Милый, вы только не подумайте, будто я жеманюсь или рисуюсь — что говорю «неприятно», вместо «больно». Конечно, это называется по настоящему «больно», и то еще не то слово. Но вам никогда разве не приходило в голову, какое это противное, унизительное понятие — «боль»? Самое пассивное переживание на свете, рабское какое то: ты — ничего, тебя не спрашивают, над тобой кто то измывается. Я и родов больше всего из за этого не любила, из за обидности, из за надругательства. Хамом становишься от этого, скотиной без стыда, пусть все глазеют, пусть весь городишко слышит… не надо, милый, не расспрашивайте про это. Нехорошо было. Я к крану бросилась, но он не поворачивался; Каллиопа Стаматиевна что то кричала, я тоже… Нехорошо.

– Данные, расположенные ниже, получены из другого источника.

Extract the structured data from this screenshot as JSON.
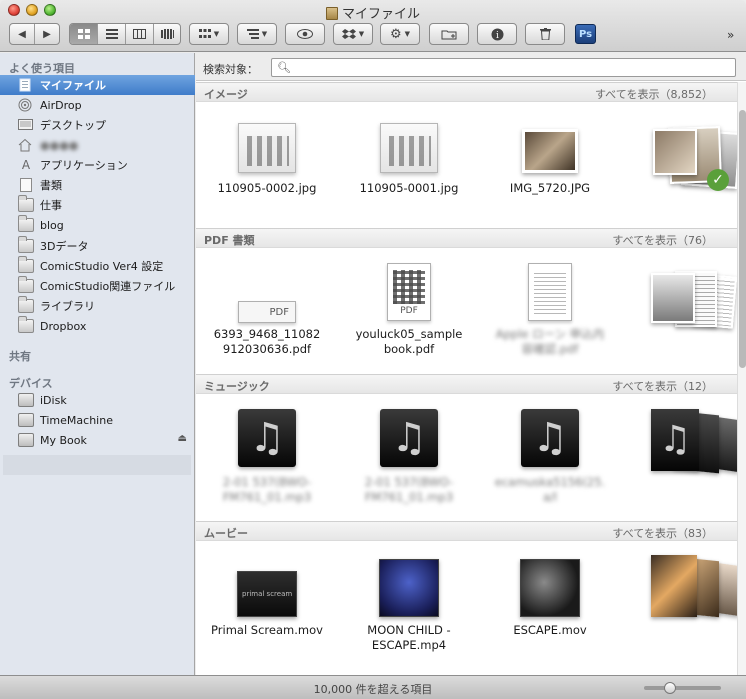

Одно странно: как медленно догадывается человек, что случилось бесповоротное. Я думаю, так бывает, когда начинается у тебя злющая какая-нибудь болезнь — рак, что ли: «неужели именно у меня? Не может быть!». Уже давно знаешь, а не верится. Тут «медленно» не подходит — вероятно, и шестидесяти секунд не понадобилось Господу Богу на всю эту шутку с Марусей; а все-таки медленно. Уж космы у меня шипели, и уже всюду было — ну, «больно» — а я все еще, кажется, сама над собою хохоттала: точно борщом залила новое платье, стряхиваю капли и рассчитываю, что, может быть, еще удастся вычистить пятна кипятком и пойти в гости, и все сейчас станет по-прежнему — правда, все станет по-прежнему? Самойло, Мишка, мама, все ангелы небесные, скажите, что это ничего, это только так, сейчас все окажется по-прежнему…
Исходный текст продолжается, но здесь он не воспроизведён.